Nach allem handelte es sich bei der Inhaftierung des Klägers durch den Amtsbürgermeister der Beklagten und seinen Stellvertreter nicht nur um eine unrichtige Anwendung des Erlasses des Reichskriminalpolizeiamtes vom 1. Juni 1938, sondern auch um eine fahrlässige pflichtwidrige Amtshandlung gegenüber dem Kläger, welche die Beklagte zum Schadensersatz verpflichtet. Die Revision greift die vom Berufungsgericht festgestellten weiteren Voraussetzungen der Schadenshaftung der Beklagten nicht an. Irgendein Rechtsirrtum tritt dabei ersichtlich nicht zu Tage. Namentlich bestehen keine Bedenken gegen die Annahme des Berufungsgerichts, daß die festgestellte schuldhafte Amtspflichtverletzung ursächlich für die Herbeiführung eines Schadens des Klägers ist.

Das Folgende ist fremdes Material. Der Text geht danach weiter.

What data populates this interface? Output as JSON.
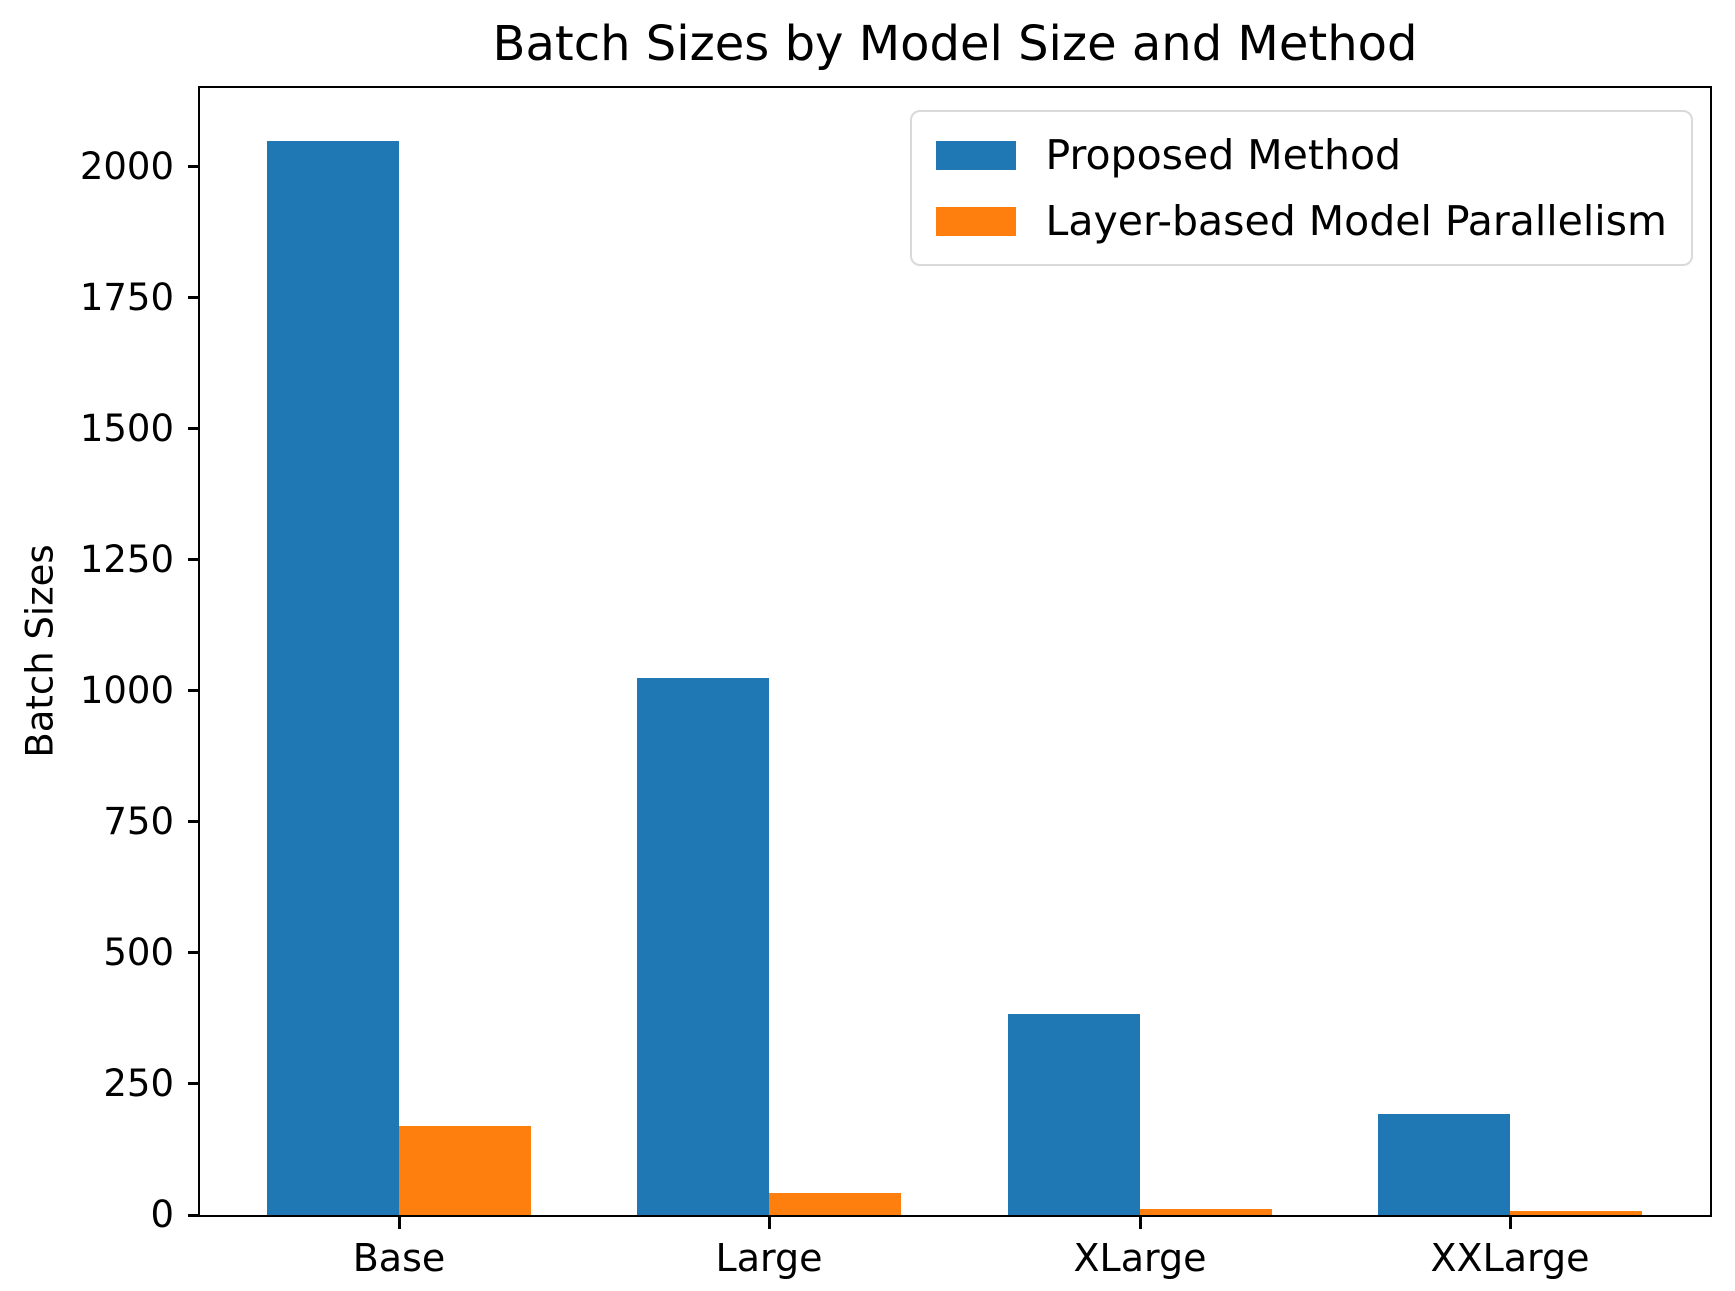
{
  "chart_data": {
    "type": "bar",
    "title": "Batch Sizes by Model Size and Method",
    "xlabel": "",
    "ylabel": "Batch Sizes",
    "categories": [
      "Base",
      "Large",
      "XLarge",
      "XXLarge"
    ],
    "series": [
      {
        "name": "Proposed Method",
        "color": "#1f77b4",
        "values": [
          2048,
          1024,
          384,
          192
        ]
      },
      {
        "name": "Layer-based Model Parallelism",
        "color": "#ff7f0e",
        "values": [
          170,
          42,
          12,
          8
        ]
      }
    ],
    "ylim": [
      0,
      2150
    ],
    "yticks": [
      0,
      250,
      500,
      750,
      1000,
      1250,
      1500,
      1750,
      2000
    ],
    "grid": false,
    "legend_position": "upper right",
    "spine_color": "#000000",
    "background_color": "#ffffff"
  }
}
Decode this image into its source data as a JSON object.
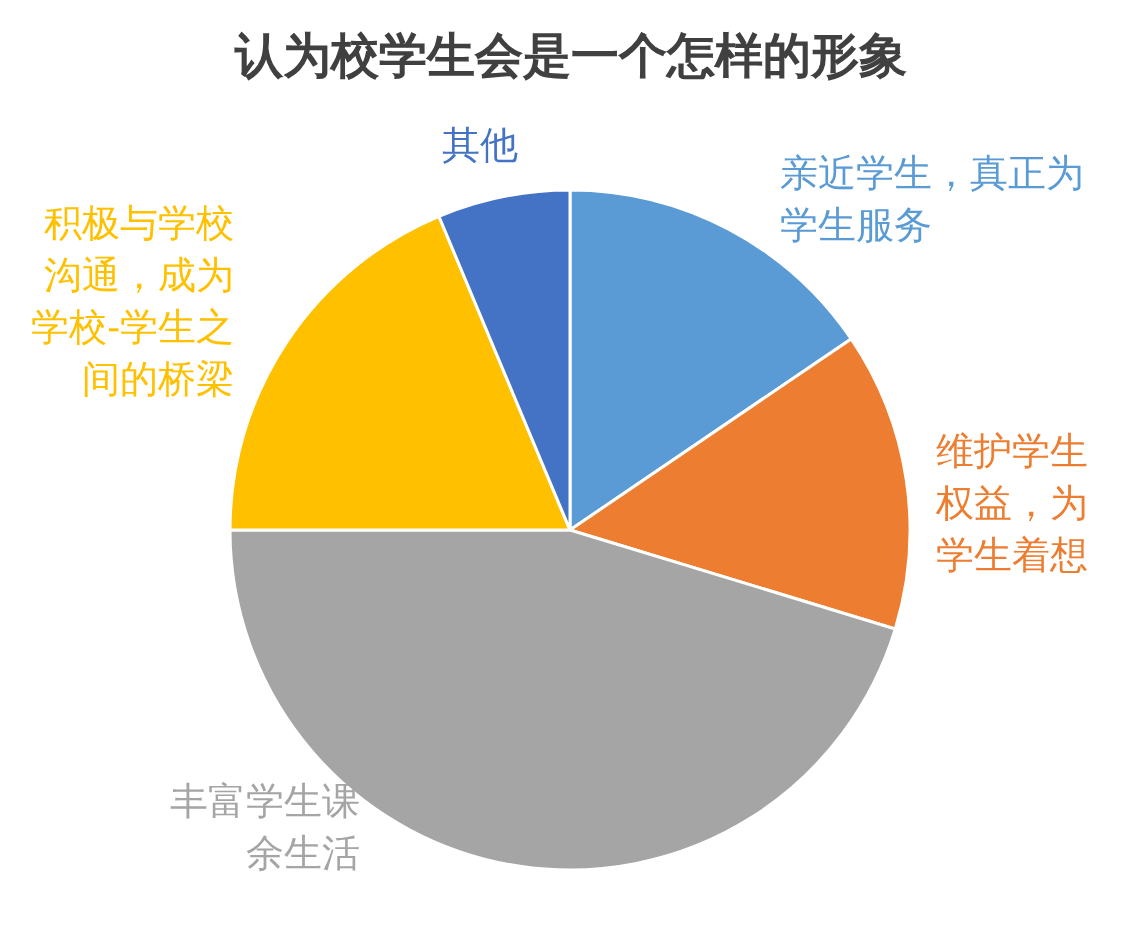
{
  "chart_data": {
    "type": "pie",
    "title": "认为校学生会是一个怎样的形象",
    "categories": [
      "亲近学生，真正为学生服务",
      "维护学生权益，为学生着想",
      "丰富学生课余生活",
      "积极与学校沟通，成为学校-学生之间的桥梁",
      "其他"
    ],
    "values": [
      15.5,
      14.2,
      45.3,
      18.7,
      6.3
    ],
    "colors": [
      "#5b9bd5",
      "#ed7d31",
      "#a5a5a5",
      "#ffc000",
      "#4472c4"
    ]
  }
}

Dies trifft nicht nur zu für die Schadensersatzansprüche des Klägers wegen seines Verdienstausfalls in der Zeit seiner Inhaftierung, sondern auch wegen seiner Erwerbsminderung und einer daraus sich ergebenden Einbuße infolge der im Konzentrationslager erlittenen körperlichen Schäden. Insoweit sind im Rahmen des Klageantrages, der aber nur die Verdienstausfälle des Klägers bis zur Währungsreform umfaßt, die Ansprüche des Klägers mit Recht dem Grunde nach für gerechtfertigt erklärt worden. Unbedenklich sind ferner auch die Darlegungen des Berufungsgerichts, daß der Kläger auf andere Weise keinen Ersatz zu verlangen vermag (§839 Abs. 1 Satz 2 BGB). Die vom Berufungsrichter nicht näher berührte Frage, ob nicht das Deutsche Reich oder sein Rechtsnachfolger dem Kläger wegen der im Konzentrationslager erlittenen gesundheitlichen Schäden haftet, wäre schon aus dem Grunde zu verneinen, weil die Verweisung auf eine andere Ersatzmöglichkeit des Klägers nicht Platz greifen kann, wenn der Staat und die öffentlich-rechtliche Körperschaft nebeneinander haften, ganz abgesehen davon, daß es sich bei einer anderweitigen Ersatzmöglichkeit im Sinne des §639 Abs. 1 Satz 2 BGB um eine solche handeln muß, die begründete Aussicht auf alsbaldige Verwirklichung hat (BGB RGRK 9. Aufl. §839 Anm. 6; Palandt BGB 8. Aufl. Anm. 7).

20

Die Revision war daher mit Kostenfolge aus §97 ZPO zurückzuweisen.